De par leur composition en minéraux ainsi qu'en composés organiques, les aliments exercent au sein de l'organisme un effet sur l'équilibre acido-basique. De fait, le pouvoir alcalinisant des aliments est proportionnel à la quantité d'acides organiques de l'alimentation. En effet, la plupart des anions organiques sont métabolisables, ce qui permet aux cations restant d'être disponibles pour la synthèse de bicarbonate ou la neutralisation des acides fixes. La ration usuelle des pays occidentaux entretient en permanence un léger état d'acidose métabolique par suite essentiellement de la prépondérance des aliments d'origine animale par rapport aux fruits et légumes qui assurent un effet alcalinisant grâce à leur richesse en potassium et en anions organiques. Cette acidose métabolique accroît l'excrétion urinaire de Mg en diminuant la réabsorption du Mg dans l'anse et dans le tube distal. La déplétion en potassium compromet également la réabsorption du Mg. Dans ce cas, les mécanismes à l'origine de l'augmentation de l'excrétion urinaire de Mg sont différents de ceux induits par l'acidose si bien que ces perturbations peuvent agir de façon additive pour compromettre la conservation rénale du Mg.
Le besoin moyen en Mg est classiquement défini comme la valeur pour laquelle 50 % des individus d'une population ont leurs besoins satisfaits. Compte tenu d'études effectuées à l'aide de bilans digestifs et de données plus récentes obtenues en utilisant les isotopes stables, le besoin moyen est estimé à 5 mg/kg/jour quel que soit le sexe. Les apports nutritionnels conseillés tiennent compte d'un coefficient de variation estimé à 10 % des besoins moyens et sont donc, d'une façon générale, fixés à 6 mg de Mg/kg/jour. L'apport doit être majoré chez les adolescents en forte croissance, au cours de la grossesse, et au cours de la lactation. Les apports alimentaires récemment évalués chez les sujets participants à la cohorte SU.VI.MAX sélectionnés au niveau national en France, sont de 369 mg chez l'homme et de 280 mg chez la femme ; 18 % des hommes et 23 % des femmes de cette cohorte ont des apports inférieurs aux 2/3 des ANC. De plus, les études en repas dupliqués montrent généralement des apports très inférieurs à ceux calculés à partir des tables de composition. Ainsi, les apports ne seraient souvent que de l'ordre de 250 mg/j dans les pays industrialisés, alors que les apports chez les végétariens, beaucoup plus importants, sont nettement supérieurs aux ANC. Des situations particulières sont également à prendre en considération : faible apport énergétique chez la personne âgée, restriction diététique excessive dans le cadre d'un régime amaigrissant…
Absorption intestinale
L’absorption intestinale du Mg diminue lors de divers syndromes de malabsorption exceptionnels ou communément rencontrés. Ainsi, parmi les maladies congénitales rares, transmises par un gène autosomal récessif, l’hypomagnésémie congénitale chronique réalise un tableau typique de déficit magnésique. Des déficits sévères sont plus couramment décrits lors d’état diarrhéique chronique, et d’entéropathies.

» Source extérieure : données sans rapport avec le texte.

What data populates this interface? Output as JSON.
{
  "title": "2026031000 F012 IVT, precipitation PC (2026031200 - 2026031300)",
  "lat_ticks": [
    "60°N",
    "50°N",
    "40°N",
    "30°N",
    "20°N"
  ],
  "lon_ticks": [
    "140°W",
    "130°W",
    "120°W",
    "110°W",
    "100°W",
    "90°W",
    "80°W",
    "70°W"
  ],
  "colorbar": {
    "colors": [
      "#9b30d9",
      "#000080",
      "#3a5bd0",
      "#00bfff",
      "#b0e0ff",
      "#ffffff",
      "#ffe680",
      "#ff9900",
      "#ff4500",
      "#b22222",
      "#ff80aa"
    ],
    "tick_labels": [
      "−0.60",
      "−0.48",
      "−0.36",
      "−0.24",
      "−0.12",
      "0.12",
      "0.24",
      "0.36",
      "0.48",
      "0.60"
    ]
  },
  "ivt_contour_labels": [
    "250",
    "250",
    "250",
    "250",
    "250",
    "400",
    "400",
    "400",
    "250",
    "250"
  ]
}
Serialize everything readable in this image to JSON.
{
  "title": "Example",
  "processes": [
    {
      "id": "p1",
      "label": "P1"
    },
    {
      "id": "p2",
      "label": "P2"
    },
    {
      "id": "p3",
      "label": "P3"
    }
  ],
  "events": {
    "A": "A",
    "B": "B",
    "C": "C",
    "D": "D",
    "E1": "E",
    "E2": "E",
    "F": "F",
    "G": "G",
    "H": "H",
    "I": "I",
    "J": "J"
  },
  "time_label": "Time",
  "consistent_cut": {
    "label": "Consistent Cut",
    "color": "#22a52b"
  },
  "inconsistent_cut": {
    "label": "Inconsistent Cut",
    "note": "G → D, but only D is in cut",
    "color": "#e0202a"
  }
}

Des anomalies génétiques rares peuvent s'accompagner d'un déficit magnésique sévère par suite d'une fuite rénale de Mg. L'anomalie à l'origine du syndrome de Bartter pourrait affecter la réabsorption au niveau de la partie ascendante de l'anse de Henlé tandis que le syndrome de Gitelman toucherait le tubule contourné distal. La cause la plus commune des hypermagnésuries est représentée par l'utilisation des diurétiques. Un apport magnésique adjoint à la thérapeutique diurétique conventionnelle est le plus souvent insuffisant, mieux vaut lui substituer l’usage des diurétiques d’épargne potassique qui épargnent également le Mg.
L’hypomagnésémie peut être secondaire à un dépôt de Mg dans les tissus à la formation de complexes ou à un transfert intracellulaire de cet élément. Une augmentation de l’accrétion dans les tissus calcifiés (« syndrome de la faim osseuse ») après parathyroïdectomie peut conduire à une tétanie associant hypomagnésémie et hypocalcémie. L’hypomagnésémie est décrite chez 20 % des patients avec pancréatite aigüe, notamment en raison des dépôts de Mg dans les zones de nécrose. La libération de catécholamines entraîne une hypomagnésémie due à l’élévation des acides gras libres complexant le Mg et à un transfert intracellulaire de cet élément. De même, un transfert de Mg du compartiment extracellulaire dans le compartiment intracellulaire peut rendre compte de l’hypomagnésémie lors du traitement de l’acidocétose diabétique, lors de
Diabète
Il existe des relations complexes entre Mg et métabolisme glucidique. Le diabète est la maladie chronique la plus fréquemment associée au déficit magnésique. Une hypomagnésémie est décrite à la fois dans le diabète non insulino-dépendant ou insulino-dépendant. Il peut exister également une diminution du Mg érythrocytaire ou des altérations de différents biomarqueurs du statut : Mg ionisé, Mg leucocytaire, épreuve de charge... Le déficit magnésique du diabétique présente, selon les formes cliniques, une étiopathogénie variée. Il implique à la fois une augmentation des pertes urinaires de Mg et une dysrégulation du métabolisme de cet élément. L’insuline favorise la captation cellulaire du Mg. Ainsi, lors d’une hyperglycémie provoquée, le taux de Mg plasmatique diminue alors que la concentration de Mg dans les érythrocytes augmente. L’insuline joue donc un rôle important dans la régulation du contenu intracellulaire en Mg.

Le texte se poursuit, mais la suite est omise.